FBI and Australian Home Affairs concerned (or confused?) about crypto crime

Updated: May 2

In the last week we have seen both the FBI Director Wray and Australian Minister for Home Affairs raise concerns about the use of cryptocurrency in crime and to finance terrorism.


Permissionless blockchain based cryptocurrencies are of course a terrible way to launder money or finance crime, and these comments reveal more about the education needed at government level than identifying any actual criminal uses of cryptocurrency for which governments should be immediately concerned.

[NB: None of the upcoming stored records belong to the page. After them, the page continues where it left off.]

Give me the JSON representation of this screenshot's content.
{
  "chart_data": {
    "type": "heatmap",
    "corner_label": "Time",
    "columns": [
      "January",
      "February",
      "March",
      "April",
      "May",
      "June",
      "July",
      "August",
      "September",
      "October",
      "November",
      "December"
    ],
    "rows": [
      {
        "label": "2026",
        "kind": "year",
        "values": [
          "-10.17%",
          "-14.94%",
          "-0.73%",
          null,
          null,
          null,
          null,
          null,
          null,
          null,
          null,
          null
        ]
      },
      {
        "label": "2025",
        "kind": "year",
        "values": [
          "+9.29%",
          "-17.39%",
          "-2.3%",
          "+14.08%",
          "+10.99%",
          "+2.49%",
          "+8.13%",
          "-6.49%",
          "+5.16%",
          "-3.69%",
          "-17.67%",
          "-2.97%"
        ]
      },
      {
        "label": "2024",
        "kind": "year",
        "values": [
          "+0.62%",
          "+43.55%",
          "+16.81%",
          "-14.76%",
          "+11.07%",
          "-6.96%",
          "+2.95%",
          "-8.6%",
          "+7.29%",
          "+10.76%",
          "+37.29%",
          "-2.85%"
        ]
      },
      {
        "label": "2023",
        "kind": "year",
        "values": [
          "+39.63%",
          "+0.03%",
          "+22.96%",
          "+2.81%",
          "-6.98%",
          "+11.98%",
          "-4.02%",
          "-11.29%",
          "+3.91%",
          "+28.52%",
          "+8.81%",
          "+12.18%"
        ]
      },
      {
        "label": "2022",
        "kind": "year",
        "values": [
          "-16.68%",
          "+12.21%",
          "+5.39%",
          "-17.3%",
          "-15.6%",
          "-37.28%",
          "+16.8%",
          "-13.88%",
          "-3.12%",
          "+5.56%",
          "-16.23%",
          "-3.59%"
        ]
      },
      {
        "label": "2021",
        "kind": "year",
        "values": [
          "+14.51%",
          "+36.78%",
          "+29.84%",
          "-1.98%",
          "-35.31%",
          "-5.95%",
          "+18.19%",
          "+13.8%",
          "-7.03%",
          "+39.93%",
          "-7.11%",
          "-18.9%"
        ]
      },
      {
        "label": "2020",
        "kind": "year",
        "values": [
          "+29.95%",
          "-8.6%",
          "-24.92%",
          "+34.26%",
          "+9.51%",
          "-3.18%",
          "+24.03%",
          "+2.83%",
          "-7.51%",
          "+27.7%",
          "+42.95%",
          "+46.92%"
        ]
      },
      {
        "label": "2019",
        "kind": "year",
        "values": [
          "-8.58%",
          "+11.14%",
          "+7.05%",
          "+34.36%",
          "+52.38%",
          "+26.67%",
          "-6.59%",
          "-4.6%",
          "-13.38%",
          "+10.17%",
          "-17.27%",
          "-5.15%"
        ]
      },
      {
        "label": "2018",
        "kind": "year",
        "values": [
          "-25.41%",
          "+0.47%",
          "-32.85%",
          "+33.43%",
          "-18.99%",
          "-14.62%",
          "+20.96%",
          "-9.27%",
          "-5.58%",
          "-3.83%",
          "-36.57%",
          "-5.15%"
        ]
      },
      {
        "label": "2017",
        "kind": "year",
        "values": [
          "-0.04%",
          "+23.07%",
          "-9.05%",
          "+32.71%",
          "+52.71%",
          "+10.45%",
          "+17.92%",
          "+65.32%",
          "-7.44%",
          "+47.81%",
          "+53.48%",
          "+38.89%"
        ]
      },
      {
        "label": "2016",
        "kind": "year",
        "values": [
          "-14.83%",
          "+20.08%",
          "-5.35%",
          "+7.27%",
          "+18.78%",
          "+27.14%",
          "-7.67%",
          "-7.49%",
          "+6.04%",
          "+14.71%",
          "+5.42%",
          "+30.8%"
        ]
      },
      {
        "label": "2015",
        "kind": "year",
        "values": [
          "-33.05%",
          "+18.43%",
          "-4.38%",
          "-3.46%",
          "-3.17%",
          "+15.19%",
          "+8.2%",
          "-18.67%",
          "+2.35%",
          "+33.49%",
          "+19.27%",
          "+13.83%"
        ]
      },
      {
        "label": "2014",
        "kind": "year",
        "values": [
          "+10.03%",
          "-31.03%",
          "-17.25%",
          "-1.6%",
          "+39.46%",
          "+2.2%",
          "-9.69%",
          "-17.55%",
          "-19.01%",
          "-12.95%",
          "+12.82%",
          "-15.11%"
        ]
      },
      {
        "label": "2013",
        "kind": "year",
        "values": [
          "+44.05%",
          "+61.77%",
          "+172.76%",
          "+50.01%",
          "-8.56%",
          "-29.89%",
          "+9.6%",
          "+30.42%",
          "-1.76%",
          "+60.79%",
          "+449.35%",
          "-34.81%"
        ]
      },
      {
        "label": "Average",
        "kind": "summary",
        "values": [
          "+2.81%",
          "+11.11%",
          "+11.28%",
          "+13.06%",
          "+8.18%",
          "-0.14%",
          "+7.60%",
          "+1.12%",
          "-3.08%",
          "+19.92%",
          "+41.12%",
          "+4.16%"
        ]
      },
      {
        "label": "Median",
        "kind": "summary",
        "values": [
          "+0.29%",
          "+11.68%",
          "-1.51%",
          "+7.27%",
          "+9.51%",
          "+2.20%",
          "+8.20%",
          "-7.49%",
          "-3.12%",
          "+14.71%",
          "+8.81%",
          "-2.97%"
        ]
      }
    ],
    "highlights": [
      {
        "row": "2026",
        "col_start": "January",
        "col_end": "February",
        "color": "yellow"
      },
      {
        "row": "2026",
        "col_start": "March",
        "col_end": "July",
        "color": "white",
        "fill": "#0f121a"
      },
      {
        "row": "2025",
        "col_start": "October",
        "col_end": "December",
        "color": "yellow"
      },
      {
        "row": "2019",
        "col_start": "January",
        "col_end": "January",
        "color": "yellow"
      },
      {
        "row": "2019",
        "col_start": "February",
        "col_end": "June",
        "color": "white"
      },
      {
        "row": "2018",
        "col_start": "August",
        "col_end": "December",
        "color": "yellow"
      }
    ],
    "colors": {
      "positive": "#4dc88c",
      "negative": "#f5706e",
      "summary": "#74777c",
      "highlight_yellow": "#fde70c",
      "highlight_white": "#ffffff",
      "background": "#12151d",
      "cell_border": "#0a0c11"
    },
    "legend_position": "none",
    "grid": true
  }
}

First up, in America on 5 November, during a US Senate Committee On Homeland Security And Governmental Affairs, Senator Mitt Romney said to those present:

I’m not in the Banking Committee. I don’t begin to understand how cryptocurrency works. I would think it is more difficult to carry out your work when we can’t follow the money because the money is hidden from us and wonder whether there should not be some kind of effort taken in our nation to deal with cryptocurrency.... Am I wrong in thinking this is an area we ought to take a look at?

Director Wray said:

Cryptocurrency is already an issue for us and we use tools to follow the money...whether it's cryptocurrency, whether it's default encryption on messages and devices, we are moving in a direction where, if we don't get our act together, ... all the information we need to do our work will be walled off.

Meanwhile in Australia, Minister for Home Affairs, the Hon. Peter Dutton, addressed the "No Money for Terror" conference saying:

The increasing use of digital and crypto-currencies, stored-value cards, online payment systems and crowd-funding platforms provide new channels through which terrorism may be financed.

As data security and privacy become of greater concern to citizens (both in the US and Australia) the inevitable tension between open systems permitting government and regulatory surveillance and closed systems providing privacy and security will continue to grow.


As has been seen in the "Welcome to Video" takedown, the use of the cryptocurrency transaction record analysis alone (instead of active hacking, surveillance etc) makes possible identifying and tracking criminals in ways which were previously impossible.